Officials from Saudi Arabia and Iraq on Thursday expressed conflicting accounts over a postponed proposed visit to Saudi Arabia by the Iraqi Prime Minister, as the Gulf diplomatic crisis drags on.

Saudi diplomatic sources told DPA news agency that a visit of Iraqi Prime Minister Haider al-Abadi to the kingdom, which they claims was due to take place on Wednesday, was postponed as per request of the Iraqis.

They said that the Iraqis had to postpone the visit for internal reasons.

But sources in the Iraqi prime minister’s office told Al Jazeera that the Iraqis did not set Wednesday as the date of the visit and said Iraqi officials were surprised that the date of al-Abadi’s visit to Saudi was leaked to the public.

The Iraqi officials say that a proposed Saudi visit is only one part of al-Abadi’s Gulf tour that will also take him to Kuwait and Iran.

Jassem Mohammed Jaafar, an MP from Iraq’s ruling State of Law coalition, told DPA that he didn’t believe al-Abadi’s visit was in Iraq’s interest because Saudi Arabia is trying to embarrass Iraq in taking sides in the Gulf crisis.

“Saudi Arabia intentionally announced the Iraqi PM’s visit on Wednesday to embarrass the Iraqi government and trying to push us into a corner so we can take sides in the Gulf crisis.
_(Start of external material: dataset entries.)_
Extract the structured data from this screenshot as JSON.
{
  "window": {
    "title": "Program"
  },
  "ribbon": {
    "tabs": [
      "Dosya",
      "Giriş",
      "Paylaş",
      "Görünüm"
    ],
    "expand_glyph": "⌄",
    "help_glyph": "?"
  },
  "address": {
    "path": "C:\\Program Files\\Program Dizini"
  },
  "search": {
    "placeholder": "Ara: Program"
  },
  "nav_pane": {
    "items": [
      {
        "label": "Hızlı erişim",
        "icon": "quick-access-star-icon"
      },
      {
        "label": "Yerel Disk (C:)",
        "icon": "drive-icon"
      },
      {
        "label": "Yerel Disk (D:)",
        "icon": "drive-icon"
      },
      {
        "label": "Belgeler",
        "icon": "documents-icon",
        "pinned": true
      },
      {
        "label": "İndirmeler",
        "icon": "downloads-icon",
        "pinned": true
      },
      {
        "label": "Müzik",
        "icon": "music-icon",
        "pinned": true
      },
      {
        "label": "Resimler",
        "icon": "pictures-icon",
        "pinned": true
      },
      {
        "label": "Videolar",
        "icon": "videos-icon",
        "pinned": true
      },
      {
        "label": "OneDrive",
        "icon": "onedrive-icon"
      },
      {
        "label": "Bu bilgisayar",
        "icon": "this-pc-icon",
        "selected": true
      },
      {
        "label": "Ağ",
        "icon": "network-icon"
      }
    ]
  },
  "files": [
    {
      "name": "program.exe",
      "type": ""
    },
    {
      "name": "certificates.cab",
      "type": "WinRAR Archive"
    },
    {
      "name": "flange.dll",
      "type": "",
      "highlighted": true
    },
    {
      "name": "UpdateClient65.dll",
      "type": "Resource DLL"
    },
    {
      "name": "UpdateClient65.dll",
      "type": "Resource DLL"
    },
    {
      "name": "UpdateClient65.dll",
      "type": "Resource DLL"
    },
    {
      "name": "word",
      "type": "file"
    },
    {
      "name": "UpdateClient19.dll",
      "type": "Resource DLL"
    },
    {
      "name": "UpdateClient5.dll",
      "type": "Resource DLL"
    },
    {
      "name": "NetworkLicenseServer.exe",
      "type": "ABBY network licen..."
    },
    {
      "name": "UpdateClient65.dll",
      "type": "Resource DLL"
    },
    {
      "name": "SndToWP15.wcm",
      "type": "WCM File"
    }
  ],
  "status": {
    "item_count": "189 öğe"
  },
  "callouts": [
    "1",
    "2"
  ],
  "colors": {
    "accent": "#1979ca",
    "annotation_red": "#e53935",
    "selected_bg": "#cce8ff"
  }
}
I believe that the timing of the visit doesn’t serve the best interests of Iraq because we will end up looking like we support one side over another”.
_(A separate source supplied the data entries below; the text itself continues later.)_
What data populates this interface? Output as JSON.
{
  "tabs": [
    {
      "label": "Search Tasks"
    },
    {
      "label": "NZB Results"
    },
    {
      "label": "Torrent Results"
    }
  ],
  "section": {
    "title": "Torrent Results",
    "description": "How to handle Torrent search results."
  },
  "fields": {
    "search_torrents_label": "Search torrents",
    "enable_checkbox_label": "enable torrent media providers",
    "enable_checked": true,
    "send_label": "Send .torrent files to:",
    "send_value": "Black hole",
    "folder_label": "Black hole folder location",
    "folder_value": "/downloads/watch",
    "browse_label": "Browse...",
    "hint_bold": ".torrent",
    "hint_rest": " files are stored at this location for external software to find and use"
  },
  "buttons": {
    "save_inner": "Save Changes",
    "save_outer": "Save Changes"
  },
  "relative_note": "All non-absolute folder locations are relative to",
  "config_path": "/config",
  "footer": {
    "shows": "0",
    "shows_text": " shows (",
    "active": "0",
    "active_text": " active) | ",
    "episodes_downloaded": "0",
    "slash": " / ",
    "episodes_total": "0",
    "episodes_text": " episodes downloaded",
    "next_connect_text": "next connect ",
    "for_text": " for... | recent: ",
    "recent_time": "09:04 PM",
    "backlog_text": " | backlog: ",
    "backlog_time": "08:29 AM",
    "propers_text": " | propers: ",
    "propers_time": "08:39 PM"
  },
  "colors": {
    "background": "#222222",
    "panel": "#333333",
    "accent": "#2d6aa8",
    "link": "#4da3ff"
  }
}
Al-Abadi said on Tuesday that his country opposed the recent boycott of his Gulf neighbour Qatar, which has been led by Saudi Arabia since last week.

“Iraq is against besieging any Gulf country, even if it does not agree with us,” al-Abadi said during his weekly press conference.

Saudi Arabia, the United Arab Emirates, Bahrain and Egypt, as well as a number of African countries, have severed diplomatic ties and transportation links with Qatar, accusing it of supporting “terrorism”. Qatar strongly denies the allegations.

A Saudi diplomatic source told DPA on Monday that al-Abadi’s proposd talks in the kingdom were set to focus on the fight against terrorism and reconstruction of damaged Iraqi provinces.